Howard asked the minister if there was an appeal process for applications that were turned down, or if people had to go to the minister personally to get help.
"I am glad to hear that the minister is considering this case, but politicians shouldn't be the gatekeepers for government compassion," Howard said.
Thompson said, as much as possible, he leaves the decision making to his staff.
"I am not the gatekeeper. We have over 40 staff in Public Safety taking care of this and addressing every instance," Thompson said.
"There's people that reach out to me and I try to manoeuvre them in the right direction, or I'll have people to reach out to them if there's circumstances where someone's stuck and they're Islanders, they're trying to get here."
"I have helped a few people, including a few people across there — some members here," Thompson said.
"It's a compassionate thing that I do, and we also have a compassionate team that deal with compassionate issues for health appointments, funerals, deaths, everything."

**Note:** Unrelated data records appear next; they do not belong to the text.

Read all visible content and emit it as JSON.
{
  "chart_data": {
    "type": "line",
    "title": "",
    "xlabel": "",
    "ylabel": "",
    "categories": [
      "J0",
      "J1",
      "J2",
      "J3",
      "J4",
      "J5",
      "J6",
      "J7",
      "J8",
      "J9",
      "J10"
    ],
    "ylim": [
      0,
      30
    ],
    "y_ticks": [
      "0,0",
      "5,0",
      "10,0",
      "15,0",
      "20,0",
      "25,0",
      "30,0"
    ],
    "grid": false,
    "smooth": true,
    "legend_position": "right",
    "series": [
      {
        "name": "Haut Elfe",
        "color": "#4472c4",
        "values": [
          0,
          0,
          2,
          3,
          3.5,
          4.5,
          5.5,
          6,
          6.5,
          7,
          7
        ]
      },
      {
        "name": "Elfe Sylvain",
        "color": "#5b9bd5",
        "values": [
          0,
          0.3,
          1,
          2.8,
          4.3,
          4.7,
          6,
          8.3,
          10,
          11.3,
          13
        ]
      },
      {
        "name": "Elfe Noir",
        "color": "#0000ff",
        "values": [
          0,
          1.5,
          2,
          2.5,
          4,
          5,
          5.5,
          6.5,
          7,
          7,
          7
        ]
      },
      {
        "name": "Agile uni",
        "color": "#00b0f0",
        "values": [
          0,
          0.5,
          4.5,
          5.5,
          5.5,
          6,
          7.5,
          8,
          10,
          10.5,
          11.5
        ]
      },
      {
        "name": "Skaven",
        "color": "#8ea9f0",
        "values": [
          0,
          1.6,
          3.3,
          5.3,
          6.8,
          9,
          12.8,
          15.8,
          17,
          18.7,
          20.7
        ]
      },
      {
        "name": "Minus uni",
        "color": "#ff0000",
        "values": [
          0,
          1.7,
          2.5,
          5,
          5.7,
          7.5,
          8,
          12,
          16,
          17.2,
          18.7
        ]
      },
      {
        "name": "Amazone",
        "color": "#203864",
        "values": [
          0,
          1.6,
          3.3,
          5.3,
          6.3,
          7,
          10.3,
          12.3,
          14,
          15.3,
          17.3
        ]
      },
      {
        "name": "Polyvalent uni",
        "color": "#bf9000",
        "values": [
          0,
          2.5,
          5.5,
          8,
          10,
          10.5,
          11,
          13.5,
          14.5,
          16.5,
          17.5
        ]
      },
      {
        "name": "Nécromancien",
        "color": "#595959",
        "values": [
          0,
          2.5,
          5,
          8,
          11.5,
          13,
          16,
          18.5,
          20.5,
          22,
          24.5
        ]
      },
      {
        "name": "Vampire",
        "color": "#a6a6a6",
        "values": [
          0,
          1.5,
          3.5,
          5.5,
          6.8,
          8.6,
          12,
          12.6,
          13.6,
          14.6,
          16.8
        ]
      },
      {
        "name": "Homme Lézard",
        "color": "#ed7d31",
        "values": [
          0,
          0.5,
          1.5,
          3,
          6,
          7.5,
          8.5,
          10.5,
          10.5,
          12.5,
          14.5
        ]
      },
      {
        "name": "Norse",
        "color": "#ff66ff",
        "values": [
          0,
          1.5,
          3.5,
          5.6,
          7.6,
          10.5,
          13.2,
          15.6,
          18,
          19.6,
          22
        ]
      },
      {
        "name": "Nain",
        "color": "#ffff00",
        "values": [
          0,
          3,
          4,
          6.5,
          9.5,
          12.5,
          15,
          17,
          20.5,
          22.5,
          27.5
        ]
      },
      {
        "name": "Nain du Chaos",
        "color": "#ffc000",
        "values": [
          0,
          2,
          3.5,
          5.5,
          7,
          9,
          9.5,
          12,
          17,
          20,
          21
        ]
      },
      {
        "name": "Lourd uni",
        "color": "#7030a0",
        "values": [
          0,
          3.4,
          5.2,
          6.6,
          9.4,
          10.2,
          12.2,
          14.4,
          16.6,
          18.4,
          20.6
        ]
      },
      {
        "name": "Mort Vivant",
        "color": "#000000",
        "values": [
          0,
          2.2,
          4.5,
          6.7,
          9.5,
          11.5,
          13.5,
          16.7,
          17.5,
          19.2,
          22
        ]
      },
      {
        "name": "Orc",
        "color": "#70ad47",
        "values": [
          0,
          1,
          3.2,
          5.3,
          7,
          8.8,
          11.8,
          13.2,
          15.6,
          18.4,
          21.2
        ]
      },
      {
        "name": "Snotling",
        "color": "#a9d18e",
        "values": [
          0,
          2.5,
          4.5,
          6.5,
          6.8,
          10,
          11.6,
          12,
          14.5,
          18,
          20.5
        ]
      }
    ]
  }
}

Howard also asked what the Department of Public Safety was doing to ensure that people travelling to P.E.I. were following the rules when they arrived.
He referred to a case earlier this week where charges were laid against five people in Summerside who ignored self-isolation requirements upon arriving on the Island.
"We've even heard of a rise in applications for self-isolation exemptions, and I hope government is being extremely cautious about approving these," Howard said.
Thompson said all travellers need pre-approval to come to the Island, and that the situation was "an unfortunate case where people didn't listen."